ReplyDeleteI find the Giants entire approach to Jae-Gyun Hwang to be downright baffling. Forget Ryder Jones. Why did they send Hwang down and keep Chris Marrero? Aaron Hill? Conor Gillaspie? It's going to be very interesting to see what happens as July 31 approaches, but right now I have to say it does not look like the Giants have any intention of bringing Hwang up before then.
DeleteI had the same question early in the season. But at this point I think they're doing the classic 'we may as well see' thing with the players who'll be under long-term control. Hwang's old enough that he's already on the down-curve as an athlete and he's on a one-year deal. If we were contending, perhaps he'd have been called up. But now there is little upside in bringing him up besides maybe winning a few extra games and worsening the draft position slightly.
DeleteBut the reality is the season is lost. So, as a GM, you start looking at players to check their 'can he do it' boxes to see if they're going to be part of the long-term. That includes promoting players you're not feeling very confident in, but 'just in case' you're going to check them out at a higher level.

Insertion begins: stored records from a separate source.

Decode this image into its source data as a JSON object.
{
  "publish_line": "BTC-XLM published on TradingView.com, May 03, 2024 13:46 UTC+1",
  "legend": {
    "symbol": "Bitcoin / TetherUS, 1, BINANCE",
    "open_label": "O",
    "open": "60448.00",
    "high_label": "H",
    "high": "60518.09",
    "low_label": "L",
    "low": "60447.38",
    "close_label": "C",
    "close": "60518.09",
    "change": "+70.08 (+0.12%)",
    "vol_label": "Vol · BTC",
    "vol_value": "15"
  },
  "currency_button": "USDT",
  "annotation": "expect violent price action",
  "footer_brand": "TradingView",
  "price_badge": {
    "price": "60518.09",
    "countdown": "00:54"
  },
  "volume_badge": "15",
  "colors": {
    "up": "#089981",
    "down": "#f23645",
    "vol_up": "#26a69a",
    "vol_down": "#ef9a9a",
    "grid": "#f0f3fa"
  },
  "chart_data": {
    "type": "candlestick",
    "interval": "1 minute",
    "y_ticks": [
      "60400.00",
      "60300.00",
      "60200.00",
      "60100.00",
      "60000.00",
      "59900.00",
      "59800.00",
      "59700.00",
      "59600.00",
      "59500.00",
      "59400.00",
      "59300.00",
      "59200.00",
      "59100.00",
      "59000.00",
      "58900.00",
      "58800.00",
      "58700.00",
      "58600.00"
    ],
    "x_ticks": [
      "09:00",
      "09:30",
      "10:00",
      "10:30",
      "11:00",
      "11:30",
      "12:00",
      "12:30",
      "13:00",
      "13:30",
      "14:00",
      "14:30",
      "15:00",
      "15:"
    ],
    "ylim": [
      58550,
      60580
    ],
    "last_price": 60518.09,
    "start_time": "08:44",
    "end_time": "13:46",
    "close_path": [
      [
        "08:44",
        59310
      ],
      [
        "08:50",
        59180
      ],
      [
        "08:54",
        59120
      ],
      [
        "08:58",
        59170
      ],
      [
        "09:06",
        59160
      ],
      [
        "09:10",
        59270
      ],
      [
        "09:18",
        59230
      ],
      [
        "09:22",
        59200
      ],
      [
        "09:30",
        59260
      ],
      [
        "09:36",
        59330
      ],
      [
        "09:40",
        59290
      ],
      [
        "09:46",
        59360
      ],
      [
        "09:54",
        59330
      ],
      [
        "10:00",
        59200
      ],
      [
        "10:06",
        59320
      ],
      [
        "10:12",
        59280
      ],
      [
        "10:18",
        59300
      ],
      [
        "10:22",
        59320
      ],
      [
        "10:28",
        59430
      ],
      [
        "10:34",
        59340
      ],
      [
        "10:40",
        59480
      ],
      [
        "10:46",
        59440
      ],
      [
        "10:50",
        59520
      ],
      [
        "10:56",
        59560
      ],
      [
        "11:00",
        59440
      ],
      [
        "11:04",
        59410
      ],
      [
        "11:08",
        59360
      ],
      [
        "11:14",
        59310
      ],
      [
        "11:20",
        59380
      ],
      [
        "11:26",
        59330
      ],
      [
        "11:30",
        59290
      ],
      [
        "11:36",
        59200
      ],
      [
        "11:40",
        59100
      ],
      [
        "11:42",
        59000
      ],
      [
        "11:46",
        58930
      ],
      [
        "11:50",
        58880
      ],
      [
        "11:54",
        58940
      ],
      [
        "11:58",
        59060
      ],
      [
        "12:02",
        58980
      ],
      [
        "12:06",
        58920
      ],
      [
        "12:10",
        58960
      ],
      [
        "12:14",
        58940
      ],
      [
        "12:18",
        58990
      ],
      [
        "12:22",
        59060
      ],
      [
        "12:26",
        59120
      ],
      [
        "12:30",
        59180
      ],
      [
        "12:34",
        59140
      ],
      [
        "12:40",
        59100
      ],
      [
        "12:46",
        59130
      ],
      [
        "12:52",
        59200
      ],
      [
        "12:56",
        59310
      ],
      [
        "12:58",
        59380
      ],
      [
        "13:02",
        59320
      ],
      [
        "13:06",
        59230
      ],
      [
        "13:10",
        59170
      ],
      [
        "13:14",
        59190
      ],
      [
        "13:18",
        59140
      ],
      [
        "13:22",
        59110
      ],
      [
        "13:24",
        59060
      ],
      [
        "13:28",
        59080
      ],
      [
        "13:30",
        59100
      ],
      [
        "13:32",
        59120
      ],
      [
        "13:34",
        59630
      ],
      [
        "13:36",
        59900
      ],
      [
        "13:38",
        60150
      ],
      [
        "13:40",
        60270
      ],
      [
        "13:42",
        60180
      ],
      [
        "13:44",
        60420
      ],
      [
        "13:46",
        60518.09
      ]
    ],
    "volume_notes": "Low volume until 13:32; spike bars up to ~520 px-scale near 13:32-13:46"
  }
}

The Mets just made one of those moves in promoting Tebow. He was terrible in A- yet he went to A. THey're not promoting him because he earned it. They're promoting him so they can make sure getting rid of him was the right decision. They may even promoted him to AA. (There is a side benefit, Tebow is extremely popular in the South. It helps the minor league clubs with their gate.)
Jae-gyun Hwang can opt out of his contract on July 1 if not brought to majors.